UNITED States Ambassador Philip Goldberg on Thursday added his voice to international calls for more concern for extrajudicial and media killing in the Philippines following similar calls from the United Nations last month.

Goldberg

Goldberg met Wednesday with representatives from the Confederation of Asean Journalists, Center for Media Freedom and Responsibility, National Press Club, Kapisanan ng Brodkaster sa Pilipinas and the Philippine Center for Investigative Journalism.

An embassy statement quoted Goldberg as saying freedom of the press is “a fundamental human right” and the US government supports an “open media environment were journalists are free to work safely without the fear of being threatened or killed.”
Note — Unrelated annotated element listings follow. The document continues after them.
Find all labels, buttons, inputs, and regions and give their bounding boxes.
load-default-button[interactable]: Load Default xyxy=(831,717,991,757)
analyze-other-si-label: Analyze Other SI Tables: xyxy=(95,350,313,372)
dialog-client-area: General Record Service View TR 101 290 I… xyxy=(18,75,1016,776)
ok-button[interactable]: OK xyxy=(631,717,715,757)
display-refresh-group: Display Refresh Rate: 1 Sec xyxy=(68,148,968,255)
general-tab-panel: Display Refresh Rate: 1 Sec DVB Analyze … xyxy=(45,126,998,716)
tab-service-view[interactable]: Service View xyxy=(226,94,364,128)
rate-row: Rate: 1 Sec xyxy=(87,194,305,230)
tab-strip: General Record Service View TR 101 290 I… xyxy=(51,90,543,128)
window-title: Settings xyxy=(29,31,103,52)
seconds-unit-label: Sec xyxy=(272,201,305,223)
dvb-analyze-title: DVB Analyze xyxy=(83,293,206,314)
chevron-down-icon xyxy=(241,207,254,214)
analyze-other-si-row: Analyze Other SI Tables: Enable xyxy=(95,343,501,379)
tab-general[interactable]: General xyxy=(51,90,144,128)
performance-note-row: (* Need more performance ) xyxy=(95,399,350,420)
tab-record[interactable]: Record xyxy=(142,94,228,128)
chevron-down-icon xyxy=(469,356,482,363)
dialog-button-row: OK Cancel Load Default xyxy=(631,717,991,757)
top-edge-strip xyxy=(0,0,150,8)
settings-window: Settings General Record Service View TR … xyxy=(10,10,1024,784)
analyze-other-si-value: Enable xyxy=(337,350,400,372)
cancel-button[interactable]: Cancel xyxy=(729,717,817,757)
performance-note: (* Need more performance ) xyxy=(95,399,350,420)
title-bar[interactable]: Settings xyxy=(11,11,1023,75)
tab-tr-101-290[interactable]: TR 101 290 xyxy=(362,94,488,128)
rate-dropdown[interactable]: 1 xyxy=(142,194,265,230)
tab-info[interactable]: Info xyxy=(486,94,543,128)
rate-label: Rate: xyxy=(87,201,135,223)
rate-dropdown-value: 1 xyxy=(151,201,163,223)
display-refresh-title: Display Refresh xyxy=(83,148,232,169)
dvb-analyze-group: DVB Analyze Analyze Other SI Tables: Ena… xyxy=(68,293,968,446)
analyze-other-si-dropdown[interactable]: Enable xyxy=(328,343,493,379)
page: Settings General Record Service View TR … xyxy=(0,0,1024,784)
“The targeted killing of journalists has continued in the Philippines and impunity for these crimes has remained a serious issue,” the embassy said.

It was the second time Goldberg issued a statement on the matter after he expressed alarm about the growing number of media killings in the country in May, when the US embassy issued its lengthiest remarks on the killings of journalists.

“I have been troubled by continued acts of violence committed against journalists,” Goldberg said in May. “Our people share a belief that a free press helps to ensure a vibrant democracy.”

In its latest statement, the embassy said the US government will support an “open media environment were journalists are free to work safely without the fear of being threatened or killed.”

“The targeted killing of journalists has continued in the Philippines and impunity for these crimes has remained a serious issue,” the embassy said.

The embassy issued the statement a month after United Nations special rapporteur on extreme poverty and human rights Philip Alston also expressed concern at the continuing incidents of extrajudicial killings and escalating human rights violations.

Alston expressed a keen interest in looking into the new allegations after he learned that the Aquino administration had done nothing to implement the recommendations that he made seven years ago.

In 2007, Alston, who was then the UN special rapporteur on extrajudicial, summary or arbitrary executions, came to the Philippines to investigate the cases of extrajudicial killings under the Arroyo administration.

In that report, Alston pointed to the responsibility of the government, military and police in the targeted killings and disappearances of hundreds of political activists and those tagged as rebel supporters as part of the counter-insurgency campaign of the state.

He recommended a checklist of concrete steps that the Philippine government should do to address and abate the rights violations, but the recommendations remain unheeded.

Alston said UN rapporteurs Chaloka Beyani and Gabriela Knaul, Palabay have also expressed interest in coming to the country to conduct an investigation.

Beyani, UN special rapporteur on the human rights of internally displaced persons, is slated to conduct his official visit this year, but Knaul has yet to secure an invitation from the Philippine government following her request to visit the Philippines.

Knaul is set to look into the independence of judges and lawyers and the attacks against them.